春を嫌いになった理由春を嫌いになった理由(わけ)
誉田 哲也
幻冬舎 2005-01

フリーターの瑞希は、テレビ番組のプロデューサーである叔母から、霊能力者・エステラの通訳を任された。収録日、エステラの霊視通りに行動した番組スタッフは、廃墟ビルから白骨死体を発見する…。

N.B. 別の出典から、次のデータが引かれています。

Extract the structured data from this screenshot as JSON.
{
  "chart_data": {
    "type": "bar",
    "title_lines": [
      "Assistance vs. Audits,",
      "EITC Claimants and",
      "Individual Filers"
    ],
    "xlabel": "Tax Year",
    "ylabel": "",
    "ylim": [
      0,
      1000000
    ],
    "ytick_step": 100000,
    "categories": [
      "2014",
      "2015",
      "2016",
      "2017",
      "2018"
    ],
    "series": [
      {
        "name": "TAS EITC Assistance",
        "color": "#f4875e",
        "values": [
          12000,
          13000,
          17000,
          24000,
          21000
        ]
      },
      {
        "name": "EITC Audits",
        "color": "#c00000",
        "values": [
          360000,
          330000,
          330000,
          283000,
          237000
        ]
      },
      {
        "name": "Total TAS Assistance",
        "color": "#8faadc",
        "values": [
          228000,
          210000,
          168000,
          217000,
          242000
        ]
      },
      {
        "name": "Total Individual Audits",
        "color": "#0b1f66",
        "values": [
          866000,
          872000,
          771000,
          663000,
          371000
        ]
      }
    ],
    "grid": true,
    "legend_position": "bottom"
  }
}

装丁とタイトルから爽やかな話だと思ってたのでギャップに笑った。さすが誉田 哲也。
お話は、霊能力者と失踪者調査番組、不法入国の中国人、TVを見てるもうすぐ父親になる男、3つの軸で進む。
それぞれがどう絡むのかドキドキしてただけに、TVの男のオチの酷さは逆に笑えた。さらに本筋のオチ、タイトルの理由、すべてが微笑ましい作品。とはいえ、不法入国の暗いシーンや、主人公のトラウマの話など、要所要所に暗いシミをつけながら進むのがさすが誉田 哲也。(2回目)
展開はかなりご都合主義的で、漫画的なので、さらっと楽しい作品でした。